As the language is fairly specific, what we have is not let-polymorphism but “define-polymorphism”: while it is not possible to give a polytype to a bound variable (whether it is bound by an abstraction or a quantifier), a definition can be polymorphic, and must be if the predicate was declared so. With the syntax Bedwyr uses for clauses, this means that the type of the occurence of a predicate at the head of the application that is itself the head of a clause is not instantiated. In ??, the commented out clause wouldn’t type-check as it assumes print? has type option int instead of option A, and the last clause type-checks as println is itself polymorphic and adds no constraints on the type of X.

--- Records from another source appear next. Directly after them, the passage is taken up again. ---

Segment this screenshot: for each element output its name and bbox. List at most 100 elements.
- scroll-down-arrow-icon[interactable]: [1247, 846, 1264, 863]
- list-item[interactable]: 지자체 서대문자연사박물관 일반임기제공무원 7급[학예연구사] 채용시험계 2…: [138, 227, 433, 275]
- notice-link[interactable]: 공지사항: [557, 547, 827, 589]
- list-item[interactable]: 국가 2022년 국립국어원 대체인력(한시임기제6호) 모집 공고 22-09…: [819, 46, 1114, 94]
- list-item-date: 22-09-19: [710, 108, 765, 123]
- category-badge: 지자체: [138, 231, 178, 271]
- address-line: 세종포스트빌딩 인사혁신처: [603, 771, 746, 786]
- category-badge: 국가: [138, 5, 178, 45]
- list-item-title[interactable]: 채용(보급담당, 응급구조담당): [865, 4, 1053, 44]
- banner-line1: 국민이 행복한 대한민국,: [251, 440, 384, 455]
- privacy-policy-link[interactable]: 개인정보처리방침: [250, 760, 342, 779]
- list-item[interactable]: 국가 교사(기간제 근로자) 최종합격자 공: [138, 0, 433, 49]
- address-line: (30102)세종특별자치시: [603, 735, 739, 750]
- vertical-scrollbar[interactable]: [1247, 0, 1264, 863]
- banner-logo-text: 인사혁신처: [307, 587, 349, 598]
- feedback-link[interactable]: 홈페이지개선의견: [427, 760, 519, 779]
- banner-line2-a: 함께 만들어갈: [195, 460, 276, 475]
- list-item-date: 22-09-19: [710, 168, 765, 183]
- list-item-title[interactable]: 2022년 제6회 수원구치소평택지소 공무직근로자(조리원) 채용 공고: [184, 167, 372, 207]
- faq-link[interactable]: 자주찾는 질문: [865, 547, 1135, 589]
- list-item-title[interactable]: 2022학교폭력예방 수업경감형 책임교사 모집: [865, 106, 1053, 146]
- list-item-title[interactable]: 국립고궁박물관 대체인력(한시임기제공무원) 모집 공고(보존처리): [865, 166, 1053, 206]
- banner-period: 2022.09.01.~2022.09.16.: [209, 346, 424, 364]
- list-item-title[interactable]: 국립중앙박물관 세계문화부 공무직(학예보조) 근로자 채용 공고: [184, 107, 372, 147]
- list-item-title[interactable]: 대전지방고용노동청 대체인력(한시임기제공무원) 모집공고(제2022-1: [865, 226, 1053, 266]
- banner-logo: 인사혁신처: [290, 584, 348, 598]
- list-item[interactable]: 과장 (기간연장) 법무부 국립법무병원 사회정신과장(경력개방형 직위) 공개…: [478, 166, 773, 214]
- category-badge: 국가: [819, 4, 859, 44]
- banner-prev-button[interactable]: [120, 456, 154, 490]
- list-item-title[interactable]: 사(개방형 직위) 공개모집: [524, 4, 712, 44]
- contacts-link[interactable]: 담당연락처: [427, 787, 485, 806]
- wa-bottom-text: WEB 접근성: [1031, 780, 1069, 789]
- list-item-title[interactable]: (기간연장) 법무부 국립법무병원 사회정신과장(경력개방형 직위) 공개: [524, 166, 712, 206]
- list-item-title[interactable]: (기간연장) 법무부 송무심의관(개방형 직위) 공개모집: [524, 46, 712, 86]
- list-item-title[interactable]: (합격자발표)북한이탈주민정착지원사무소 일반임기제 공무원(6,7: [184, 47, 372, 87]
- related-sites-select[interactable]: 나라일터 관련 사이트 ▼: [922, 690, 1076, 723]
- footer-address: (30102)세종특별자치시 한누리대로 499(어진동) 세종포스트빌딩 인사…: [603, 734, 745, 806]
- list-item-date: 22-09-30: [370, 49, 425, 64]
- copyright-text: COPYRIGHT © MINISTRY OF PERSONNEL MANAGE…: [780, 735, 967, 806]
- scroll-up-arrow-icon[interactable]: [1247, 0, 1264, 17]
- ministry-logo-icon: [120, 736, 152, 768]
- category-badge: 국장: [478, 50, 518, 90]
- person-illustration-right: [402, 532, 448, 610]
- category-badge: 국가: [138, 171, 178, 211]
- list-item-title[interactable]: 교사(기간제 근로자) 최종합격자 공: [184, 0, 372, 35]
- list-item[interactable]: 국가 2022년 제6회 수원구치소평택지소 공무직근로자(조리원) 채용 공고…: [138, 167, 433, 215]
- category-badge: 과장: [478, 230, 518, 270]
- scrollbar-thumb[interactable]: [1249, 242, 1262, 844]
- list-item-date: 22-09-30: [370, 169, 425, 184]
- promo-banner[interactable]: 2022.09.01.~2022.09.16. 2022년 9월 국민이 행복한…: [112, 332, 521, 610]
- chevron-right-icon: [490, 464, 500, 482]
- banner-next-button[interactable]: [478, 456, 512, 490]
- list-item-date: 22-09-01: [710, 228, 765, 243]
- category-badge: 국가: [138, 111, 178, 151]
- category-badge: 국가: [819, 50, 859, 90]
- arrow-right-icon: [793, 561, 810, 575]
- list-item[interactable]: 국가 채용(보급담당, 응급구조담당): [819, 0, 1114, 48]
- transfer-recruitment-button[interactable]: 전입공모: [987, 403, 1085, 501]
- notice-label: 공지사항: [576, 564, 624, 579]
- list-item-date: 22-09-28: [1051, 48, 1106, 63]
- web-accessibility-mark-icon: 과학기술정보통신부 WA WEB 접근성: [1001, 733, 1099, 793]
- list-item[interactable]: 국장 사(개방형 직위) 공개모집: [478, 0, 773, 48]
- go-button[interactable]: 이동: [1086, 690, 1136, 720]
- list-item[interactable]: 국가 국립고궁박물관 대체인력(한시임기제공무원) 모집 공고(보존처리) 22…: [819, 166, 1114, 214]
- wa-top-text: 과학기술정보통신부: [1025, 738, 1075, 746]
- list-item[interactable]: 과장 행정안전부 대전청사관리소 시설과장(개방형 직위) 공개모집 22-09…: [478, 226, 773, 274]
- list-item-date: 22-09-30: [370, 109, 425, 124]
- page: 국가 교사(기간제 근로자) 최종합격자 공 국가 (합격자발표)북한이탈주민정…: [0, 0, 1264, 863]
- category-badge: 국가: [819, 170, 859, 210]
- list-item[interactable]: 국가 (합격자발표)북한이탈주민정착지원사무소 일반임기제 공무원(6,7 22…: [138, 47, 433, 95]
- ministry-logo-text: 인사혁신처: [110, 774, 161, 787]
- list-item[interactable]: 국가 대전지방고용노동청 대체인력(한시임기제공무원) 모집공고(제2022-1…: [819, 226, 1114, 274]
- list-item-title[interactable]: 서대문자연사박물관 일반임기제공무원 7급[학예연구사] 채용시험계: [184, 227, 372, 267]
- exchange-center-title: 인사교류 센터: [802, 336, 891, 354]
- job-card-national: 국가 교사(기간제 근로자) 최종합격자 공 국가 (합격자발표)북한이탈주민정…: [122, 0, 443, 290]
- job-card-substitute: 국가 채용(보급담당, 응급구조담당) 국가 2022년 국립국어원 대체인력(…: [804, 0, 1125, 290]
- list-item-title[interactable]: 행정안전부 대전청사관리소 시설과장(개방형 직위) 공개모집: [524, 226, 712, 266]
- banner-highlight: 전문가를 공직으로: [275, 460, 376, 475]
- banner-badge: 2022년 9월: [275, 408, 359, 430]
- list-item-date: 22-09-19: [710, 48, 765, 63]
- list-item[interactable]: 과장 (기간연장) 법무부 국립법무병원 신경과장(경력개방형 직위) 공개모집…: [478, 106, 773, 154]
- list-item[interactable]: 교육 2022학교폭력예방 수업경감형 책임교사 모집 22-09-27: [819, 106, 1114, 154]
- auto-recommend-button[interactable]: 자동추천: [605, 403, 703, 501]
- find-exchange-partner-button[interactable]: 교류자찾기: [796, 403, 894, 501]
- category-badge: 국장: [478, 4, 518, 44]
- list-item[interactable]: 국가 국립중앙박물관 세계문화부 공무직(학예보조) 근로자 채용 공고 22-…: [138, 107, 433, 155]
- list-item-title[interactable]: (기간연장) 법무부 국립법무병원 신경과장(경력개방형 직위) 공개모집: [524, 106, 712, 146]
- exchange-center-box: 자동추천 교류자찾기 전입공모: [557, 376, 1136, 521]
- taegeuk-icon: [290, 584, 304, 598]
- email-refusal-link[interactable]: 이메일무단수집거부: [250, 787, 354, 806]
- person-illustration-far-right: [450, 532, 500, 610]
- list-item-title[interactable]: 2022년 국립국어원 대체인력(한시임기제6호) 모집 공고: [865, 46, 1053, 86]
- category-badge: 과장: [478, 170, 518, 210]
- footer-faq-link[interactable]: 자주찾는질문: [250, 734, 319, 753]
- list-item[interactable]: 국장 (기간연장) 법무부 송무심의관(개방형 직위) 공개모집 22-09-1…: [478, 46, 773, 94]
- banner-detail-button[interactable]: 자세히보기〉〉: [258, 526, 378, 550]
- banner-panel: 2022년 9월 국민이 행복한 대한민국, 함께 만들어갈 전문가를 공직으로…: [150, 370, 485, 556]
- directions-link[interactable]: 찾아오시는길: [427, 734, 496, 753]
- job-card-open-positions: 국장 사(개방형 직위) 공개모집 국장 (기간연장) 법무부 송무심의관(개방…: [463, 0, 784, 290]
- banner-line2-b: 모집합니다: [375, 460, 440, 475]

Listing 9: Polymorphism in Bedwyr.

Kind option type -> type. Type none option A. Type some A -> option A. Define print? : option A -> prop by print? none ; % print? (some 42) ; print? (some X) := println X.

The only two constraints on type parameters are that they must be of kind type, and therefore cannot appear at the head of an type application, and that types must be definite, i.e. a type parameter that appears in a type must appear in the goal of that type, so as to forbid heterogeneous wrappers like Type c A -> t.

Recursive algebraic types are de facto available via constant declarations, e.g. the predeclared type constructor list is morally defined as

list A = nil | (::of (A * list A)

in pseudo-OCaml notation. It is even possible to emulate type deconstruction (matching) by using clause heads that cannot unify simultaneously with a ground term, as is done in ?? with the constants none and some.